The question often asked by some older practitioners is: “Since I am about to sell, why would I invest thousands of dollars in new technology?” There are some simple answers, and they depend on the scenario. If a corporate entity is looking at the practice, they may want to put in their own systems to be uniform with their other practices. In that case, the selling doctor only needs to get the appraisal and sell the practice as is. The seller gets paid and walks away, but keep in mind that the value you think the practice has might not match up with a corporate analysis.
Another common situation is an outright sale to the new dentist, which presents a few issues. The new dentist (as well as new young staff) has been trained using a number of digital systems. First and foremost, they are used to having computers, or at least workstations, in each treatment room. This infrastructure is a part of digital radiography; intraoral and extraoral photos; and the practice management system, especially for clinical notes and the appointment scheduler. If the seller does not have these in place, the office will not only be less attractive, but, if a sale is being negotiated, the price will be lower than expected. The new dentist will surely want to get these things in place as soon as possible and will have to figure in those costs. According to a couple of practice brokers I’ve spoken with, the new dentist would prefer to have a “turnkey” situation so he or she could start producing immediately. One of the simple new product categories around is cloud-based practice management systems. If an office has no system or an old, outdated one, a cloud system (such as Curve Dental, Dentrix Ascend [Henry Schein Practice Solutions], or Fuse [Patterson Dental]) would allow an office to get started without a server or a complex computer installation: Any workstation or computer—or even a laptop, as long as it has decent graphics—can get an office up and running quickly. In addition, there isn’t a large initial outlay for software; instead, there are nominal setup fees and a monthly fee, which includes updates and even backups. Also, the digital charts (EHR) are right there.
With this infrastructure in a smaller office, digital radiography can be installed with as little as one sensor. In a solo office with 2 hygienists, one is certainly workable. This can be installed for well under $15,000, and, in some cases, this amount buys 2. Some sensors actually cost less than $5,000, and one new company, Jazz Imaging, allows the office to lease sensors for a very low initial cost and small monthly payments. However, if time is of the essence in a sale, it might not make sense to put in new technology—as long as the seller understands the dollar loss. A new owner might almost resent the fact that the office has sensor A or practice management system B when he or she had other ideas. The problem here is that the buyer could factor in removing and reinstalling different products, or even walk away.
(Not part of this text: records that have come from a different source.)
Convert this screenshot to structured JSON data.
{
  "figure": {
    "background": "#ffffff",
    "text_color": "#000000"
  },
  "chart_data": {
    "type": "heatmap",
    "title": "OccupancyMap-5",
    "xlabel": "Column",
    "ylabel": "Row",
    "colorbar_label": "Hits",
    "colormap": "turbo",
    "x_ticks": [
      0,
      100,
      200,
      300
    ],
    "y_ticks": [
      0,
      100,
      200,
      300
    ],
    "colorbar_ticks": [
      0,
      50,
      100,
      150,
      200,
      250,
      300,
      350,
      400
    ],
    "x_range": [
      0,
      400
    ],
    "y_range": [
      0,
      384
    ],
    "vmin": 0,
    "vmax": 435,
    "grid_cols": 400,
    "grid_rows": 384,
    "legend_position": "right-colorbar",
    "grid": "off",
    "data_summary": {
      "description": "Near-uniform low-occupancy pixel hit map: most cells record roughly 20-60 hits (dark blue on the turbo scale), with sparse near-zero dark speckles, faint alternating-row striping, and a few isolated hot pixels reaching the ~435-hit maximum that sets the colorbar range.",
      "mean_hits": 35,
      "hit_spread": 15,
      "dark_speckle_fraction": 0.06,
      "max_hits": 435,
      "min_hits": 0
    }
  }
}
Looking at the scenario where an associate is brought in with the option to buy, a slightly different approach could be taken. The seller could explain that he or she was about to add new technologies but wanted the new potential owner to have input. This shows a commitment to the improvements, and the new associate can actually see the costs involved and take these into account when negotiating a sale. In one practice transition I was watching, the owner purchased a cone beam scanner and took a long-term lease. The young, potentially new owner would probably not have qualified for this investment with the large dental school debt he or she was holding and now merely assumes a monthly payment on the device. The added bonus was the new excitement it brought to this practice owner in his final years of practice.
There are, of course, a number of non-technological upgrades that could enhance the practice’s value, such as having very clean floors and carpeting or adding a fresh coat of paint on the walls/ceiling.
In writing this piece, I spoke with Craig Hornung, DMD, a recent graduate of Tufts University. He agreed that, in school, he had never filled out a paper chart or used a developer and fixer, but he said there was a different vibe from many of his classmates. He and his peers are not really looking to be practice owners and take on all of ownership’s associated headaches. He also had never heard of the TV show Marcus Welby, M.D., and, once it was explained to him, he didn’t really see that concept as relevant today. This was, of course, partly related to the extraordinary debt today’s students are graduating with, and he also said, with a smirk, “We are millennials and think differently.” I guess I will have to talk with Dr. David Rice, founder of the nation’s largest student and new dentist community, igniteDDS.com, and perhaps update this whole column.